In a 25-page opinion filed on April 30, the Commonwealth Court affirmed a Philadelphia Common Pleas Court ruling that petitions filed under Act 135, the Abandoned and Blighted Property Conservancy Act, must be limited to one building per petition. The Conservancy had sought to file a single petition for 50 properties, and it currently has a total of 347 properties on its target list.
But the Commonwealth Court struck down as “invalid and unenforceable” a General Court Regulation issued by the Common Pleas Court that would have a required a separate action be filed for each property that contains detailed documentation, including 11 forms of evidence, to support the allegations in the petition.
The Commonwealth Court also ruled invalid the lower court’s requirement that the Conservancy, a non-profit corporation, obtain a Philadelphia Business Privilege Tax license.
Peter J. Wirs, the Conservancy’s co-chair, called the state court rulings a major legal victory. He said the rule of law issued last year by the Common Pleas Court “is now mortally wounded.”
The Conservancy will appeal the “one property per petition” rule to the state Supreme Court civil rules procedural committee, which has the power to suspend it. Wirs anticipates action on the appeal in about two months.
Act 135, which went into effect in Pennsylvania in February 2009, is aimed at properties whose owners have not addressed building code violations and pose a danger to the community. A court-appointed conservator can sell the property if the owner does not correct the violations or satisfy the conservator’s liens.
The Germantown Conservancy was incorporated a few weeks before the act went into effect with the intention of protecting and restoring hundreds of buildings, some of them historic resources, and vacant lots in the 9th, 12th, 22nd and 59th wards. Over half the properties owe a total of $2 million in city real estate taxes, according to the Conservancy. Sixteen percent are the properties of absentee owners, 14 percent are owned by for-profit corporate, partnership or individual owners; 10 percent by the city or SEPTA; 5 percent by religious institutions; and 4 percent by non-profits.
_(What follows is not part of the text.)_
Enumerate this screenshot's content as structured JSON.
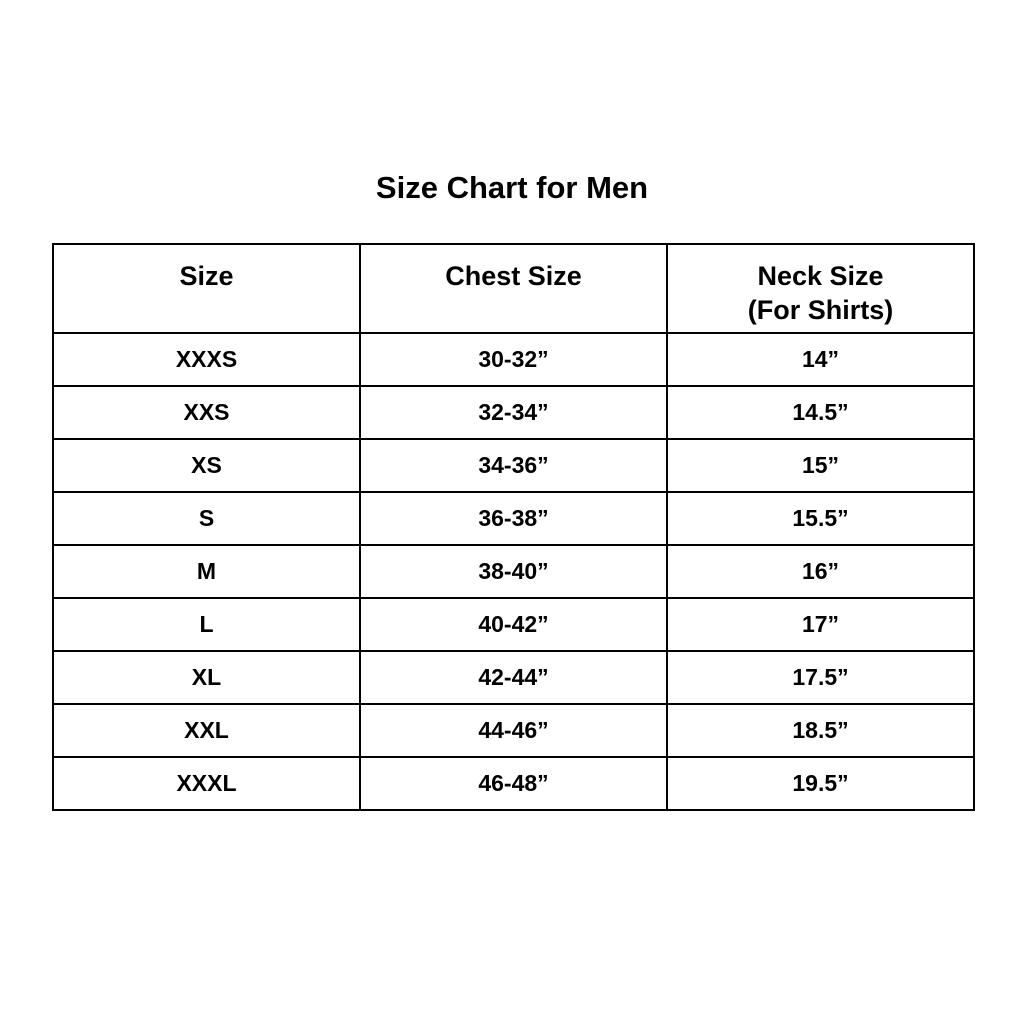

The Conservancy plans to transform the unused and deteriorating housing from apartments into single-family homes and condos and to preserve landmark properties that have been neglected by municipal or private owners. Financing will be sought from the non-profit financial institution, the Reinvestment Fund.
Wirs said the Conservancy intends to bring the properties up to code and then resell them.
He also said the Conservancy will work closely with the City Planning Commission, Redevelopment Authority and Office of Housing and Community Development throughout the process.